Pression d'Italie pour partir

D'un autre côté, le ministère italien des Affaires étrangères a rapporté que la frégate de navale italienne alpine qui suit la Flotilla Global Sumud publiera un dernier appel radio en offrant aux participants l'opportunité d'abandonner la navigation et de retourner sur la côte avant d'atteindre la « zone critique ».

La frégate de la marine italienne a proposé de recevoir quiconque souhaite embarquer car il ne veut pas continuer avant que ces 120 miles de la côte ne soient atteintes. Maintenant, ils sont à 180 milles marins. Le dernier appel sera la nuit du 1er octobre vers 01h00 du matin.

Le Premier ministre, Giorgia Meloni, a exhorté le Global Sumud Flotilla à arrêter ses progrès vers Gaza, après que le président des États-Unis, Donald Trump, a annoncé un plan de paix de 20 points qui donne « l'espoir » afin que les parties parviennent à un accord pour « mettre fin à la guerre ».

31/08/2025 L'activiste et ancien maire de Barcelone Ada Colau pendant les adieux à la Global Sunat Flotilla dans le port de Barcelone, au 31 août 2025, à Barcelone, Catalunya (Espagne). Le Global Sumud Flotilla Zroa del Mediteráneo pour affronter le blocus illégal d'Israël et obtenir une aide humanitaire à Gaza. La flottille dépasse 20 navires et les 300 personnes avec des militants de 44 pays différents, qui devraient rejoindre d'autres bateaux à leur arrivée en Tunisie le jeudi 4 septembre. / Kike Rincón – Europa Press / Europa Press

« C'est une tentative de démoraliser et de fracturer une mission humanitaire pacifique que les gouvernements n'ont pas supposé, bien que ce soit leur silence et leur complicité qui ont conduit à ce scénario », regrettent-ils de la flottille. « C'est la lâcheté déguisée en diplomatie. »

Le ministre des Affaires étrangères, José Manuel Albares, n'a pas voulu apprécier la décision italienne, mais a assuré que celle de l'Italie et celle de l'Espagne sont des positions différentes de gouvernements différents. « Nous prenons nos décisions de manière autonome », a-t-il déclaré dans une interview avec RNE. « La frégate a une mission très claire: une mission d'assistance à nos citoyens espagnols », en plus de ceux de la Belgique, de l'Australie, du Brésil, qui ont également demandé de l'aide, a souligné.

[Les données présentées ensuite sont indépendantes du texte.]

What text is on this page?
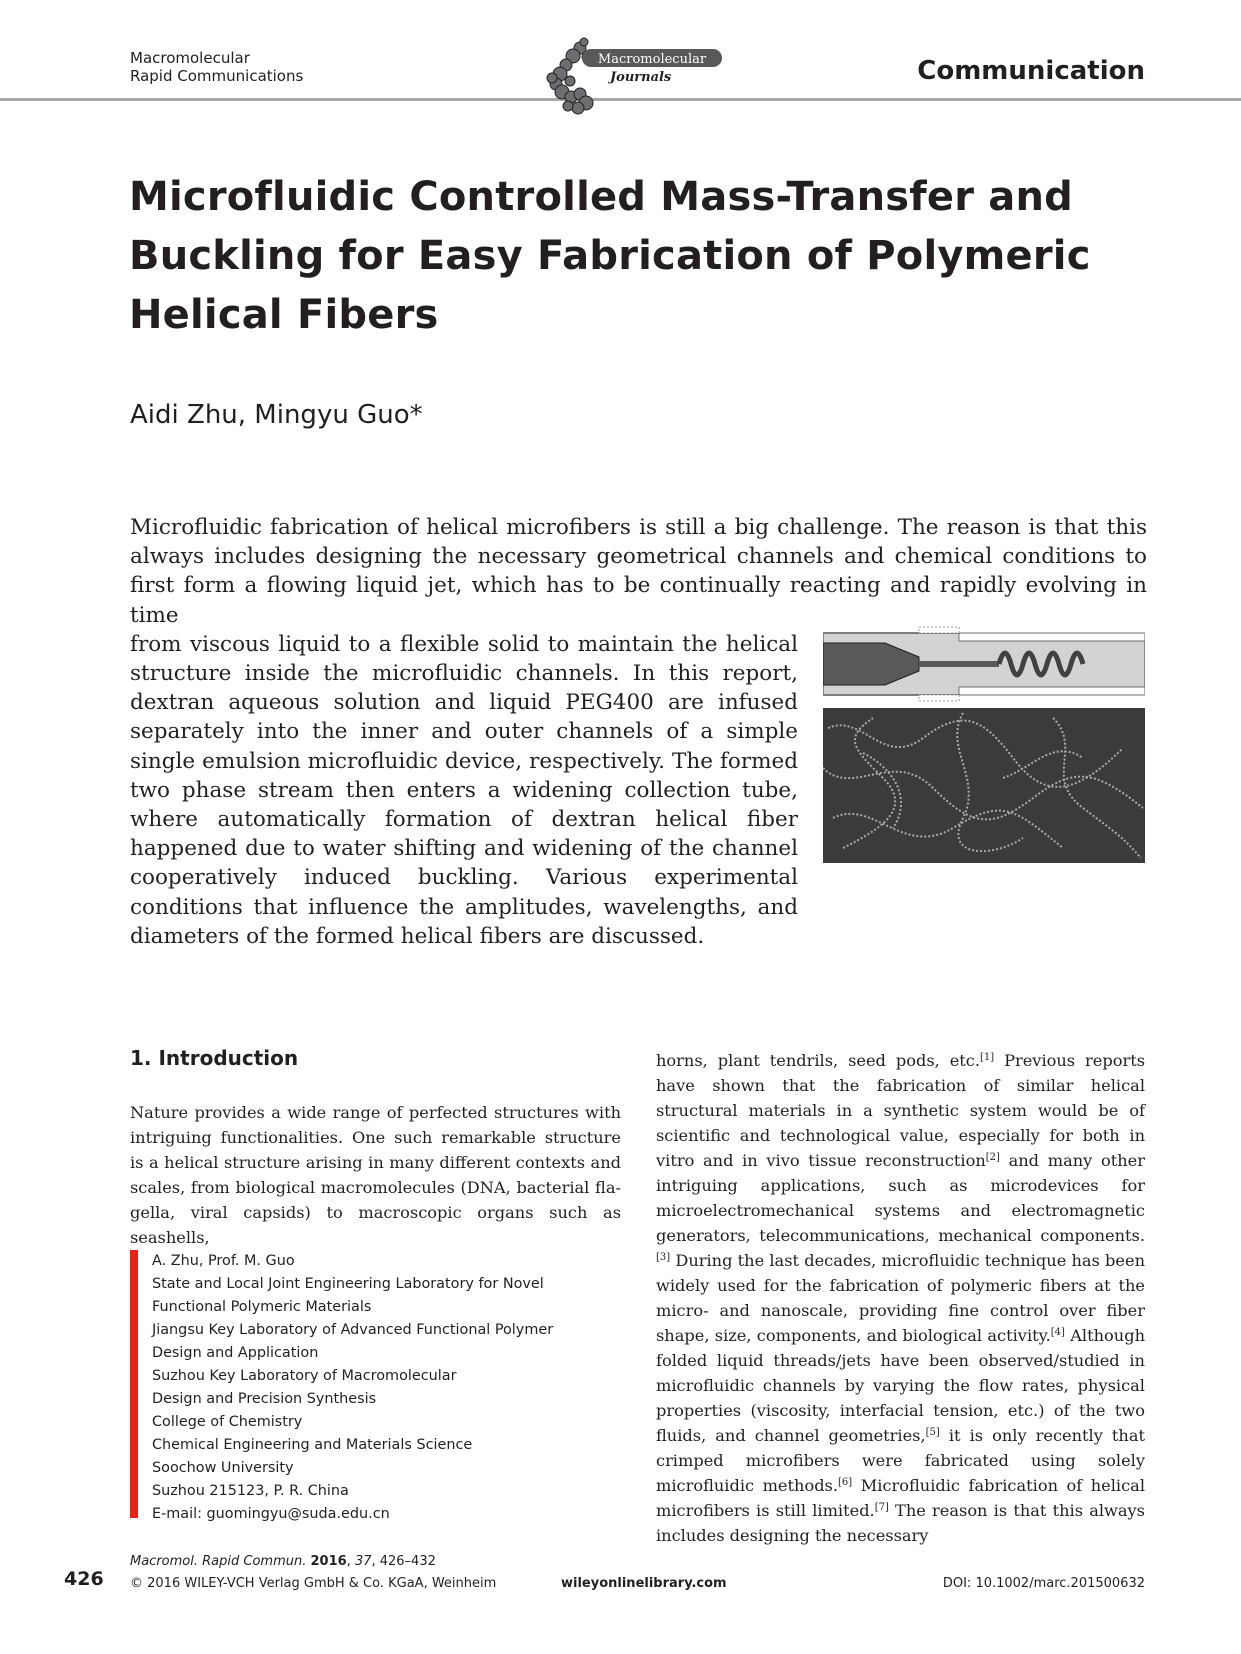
Macromolecular
Rapid Communications
Macromolecular
Journals	Communication
Microfluidic Controlled Mass-Transfer and
Buckling for Easy Fabrication of Polymeric
Helical Fibers
Aidi Zhu, Mingyu Guo*
Microfluidic fabrication of helical microfibers is still a big challenge. The reason is that this always includes designing the necessary geometrical channels and chemical conditions to first form a flowing liquid jet, which has to be continually reacting and rapidly evolving in time
from viscous liquid to a flexible solid to maintain the helical structure inside the microfluidic channels. In this report, dextran aqueous solution and liquid PEG400 are infused separately into the inner and outer channels of a simple single emulsion microfluidic device, respectively. The formed two phase stream then enters a widening collection tube, where automatically formation of dextran helical fiber happened due to water shifting and widening of the channel cooperatively induced buckling. Various experimental conditions that influence the amplitudes, wavelengths, and diameters of the formed helical fibers are discussed.
1. Introduction
Nature provides a wide range of perfected structures with intriguing functionalities. One such remarkable structure is a helical structure arising in many different contexts and scales, from biological macromolecules (DNA, bacterial flagella, viral capsids) to macroscopic organs such as seashells,
A. Zhu, Prof. M. Guo
State and Local Joint Engineering Laboratory for Novel
Functional Polymeric Materials
Jiangsu Key Laboratory of Advanced Functional Polymer
Design and Application
Suzhou Key Laboratory of Macromolecular
Design and Precision Synthesis
College of Chemistry
Chemical Engineering and Materials Science
Soochow University
Suzhou 215123, P. R. China
E-mail: guomingyu@suda.edu.cn
horns, plant tendrils, seed pods, etc.[1] Previous reports have shown that the fabrication of similar helical structural materials in a synthetic system would be of scientific and technological value, especially for both in vitro and in vivo tissue reconstruction[2] and many other intriguing applications, such as microdevices for microelectromechanical systems and electromagnetic generators, telecommunications, mechanical components.[3] During the last decades, microfluidic technique has been widely used for the fabrication of polymeric fibers at the micro- and nanoscale, providing fine control over fiber shape, size, components, and biological activity.[4] Although folded liquid threads/jets have been observed/studied in microfluidic channels by varying the flow rates, physical properties (viscosity, interfacial tension, etc.) of the two fluids, and channel geometries,[5] it is only recently that crimped microfibers were fabricated using solely microfluidic methods.[6] Microfluidic fabrication of helical microfibers is still limited.[7] The reason is that this always includes designing the necessary
426
Macromol. Rapid Commun. 2016, 37, 426–432
© 2016 WILEY-VCH Verlag GmbH & Co. KGaA, Weinheim	wileyonlinelibrary.com	DOI: 10.1002/marc.201500632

Accusé d'être organisé par le Hamas

Selon les dernières informations, l'intention de la marine israélienne est de rassembler l'équipage dans un grand navire militaire pour les expulser et les couler ou le remorquer, selon le boîtier, aux bateaux de la flotte. Les ministres radicaux ont assuré que les détenus seront appliqués au maximum de dureté.

Au cours des dernières heures, le gouvernement de Tel Aviv a intensifié sa campagne de communication en veillant à ce que le Hamas soit à l'origine de l'organisation de la flottille. Il assure qu'ils ont « découvert des documents officiels du Hamas dans la bande de Gaza » que « pour la première fois démontre » l'implication directe du Hamas « dans le financement et l'exécution de la Flotilla Global Sumud Sumud à Gaza ».

Dans la flottille, il y a 50 participants espagnols, distribués dans 13 navires. La plupart sont sur le navire Sirius. Sur la flottille totale, 6 navires portent un drapeau de l'État espagnol.